Ana Castro & Cosette Castro
Brasília- O Brasil está em luto. Ontem faleceu a Elza Soares, aos 91 anos. Faleceu como desejava, em casa.
Morreu em 20 de janeiro, no mesmo dia de Garrincha, seu grande amor. E no mesmo dia de S. Sebastião, padroeiro do Rio de Janeiro, cidade que a viu nascer em 1930, quando começava a era Vargas no Brasil.
Este é mais do que um luto individual, de fãs. É um luto coletivo.
Elza Soares deixou fãs por onde passou.
Entre os que gostam de samba e de jazz, entre pessoas de todas as idades. Foi uma cantora intergeracional. Agradava os avós, filhos e filhas e também os netos e netas jovens e adolescentes.
Deixou fãs também em todas as classes sociais, em diferentes línguas e países. Não por acaso foi eleita pela Rádio BBC, de Londres, a cantora do milênio, considerada a artista que representava os anos 2000 com sua voz arrepiante.
Tinha fãs entre quem gosta de música eletrônica, de hip hop e de funk. Foi uma artista camaleônica. Se atualizava, transformava e vivia de acordo com o seu tempo. Uma mulher brasileira no Planeta Fome, título do último álbum, lançado em 2019.

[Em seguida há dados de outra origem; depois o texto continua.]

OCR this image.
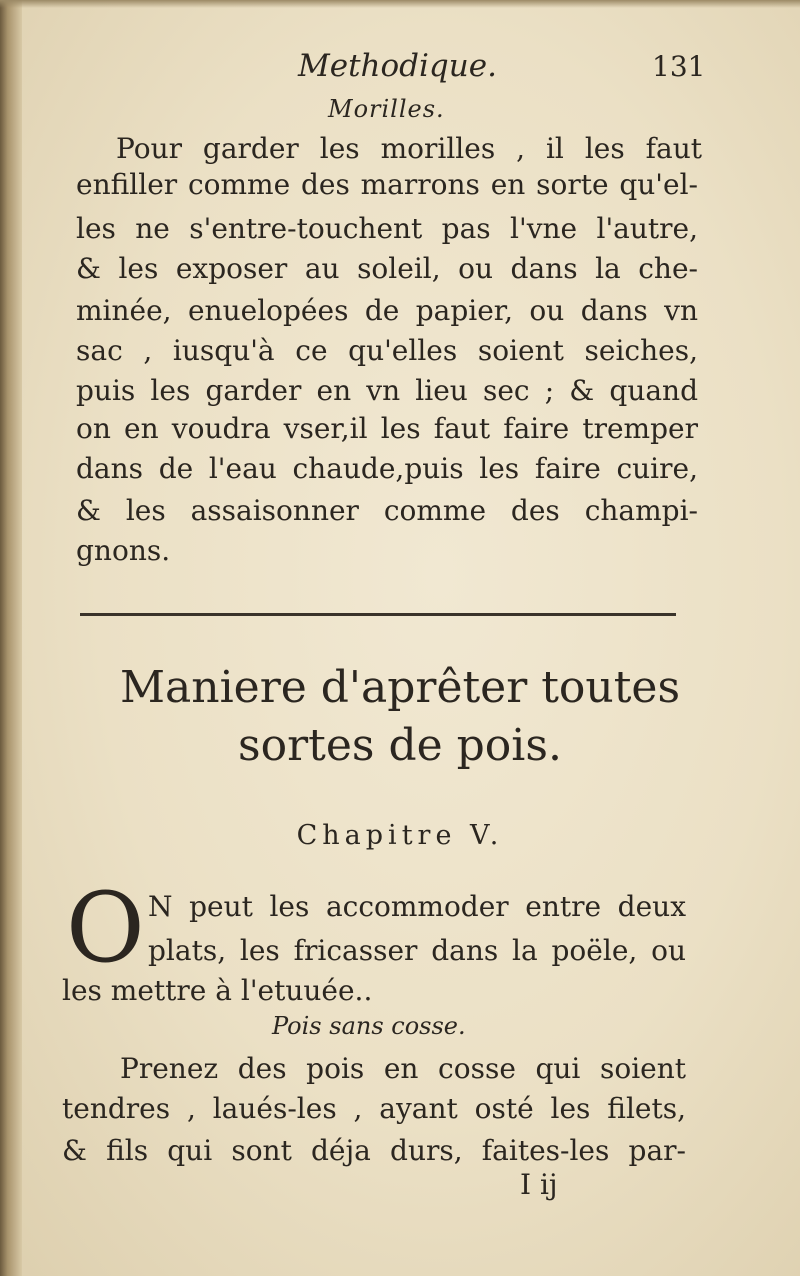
Methodique.	131
Morilles.
Pour garder les morilles , il les faut
enfiller comme des marrons en sorte qu'el-
les ne s'entre-touchent pas l'vne l'autre,
& les exposer au soleil, ou dans la che-
minée, enuelopées de papier, ou dans vn
sac , iusqu'à ce qu'elles soient seiches,
puis les garder en vn lieu sec ; & quand
on en voudra vser,il les faut faire tremper
dans de l'eau chaude,puis les faire cuire,
& les assaisonner comme des champi-
gnons.
Maniere d'aprêter toutes
sortes de pois.
Chapitre V.
O N peut les accommoder entre deux
plats, les fricasser dans la poële, ou
les mettre à l'etuuée..
Pois sans cosse.
Prenez des pois en cosse qui soient
tendres , laués-les , ayant osté les filets,
& fils qui sont déja durs, faites-les par-
I ij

Elza representou todas as mulheres, que também se encontram em luto coletivo. Mulheres a quem Elza defendia e denunciava os diferentes tipos de violências (física, psicológica, sexual, moral, patrimonial, financeira) e os assassinatos. Violências que ela também vivenciou no decorrer da vida, mas teve coragem de denunciar, se tornando referência para as novas gerações.
É um luto coletivo de raça, a raça negra, violada há séculos, massacrada e dolorida. Elza cantava a resistência com sua voz rasgada de raiva, dor e vida. “Racismo é crime e precisa ser denunciado”. Inclusive em forma de canção. Este foi o caso da música Carne, lançada em 2002.
A cantora, que sentiu a pobreza e o preconceito na pele, era um ícone da comunidade LGBTQIA+. Em seu último disco, a música Não Recomendado conta o horror e a perseguição que sofrem. Em suas entrevistas, costumava dizer “falo pelas mulheres, pelos negros e pelos gays”. E usava sua fama contra a violência e a homofobia.
Foram 34 discos lançados por uma jovem que passava fome e mal tinha o que vestir em 1960. Com uma voz incomparável, Elza Soares passeava por diferentes ritmos com esplendor. E também com empatia e preocupação pelas populações fragilizadas.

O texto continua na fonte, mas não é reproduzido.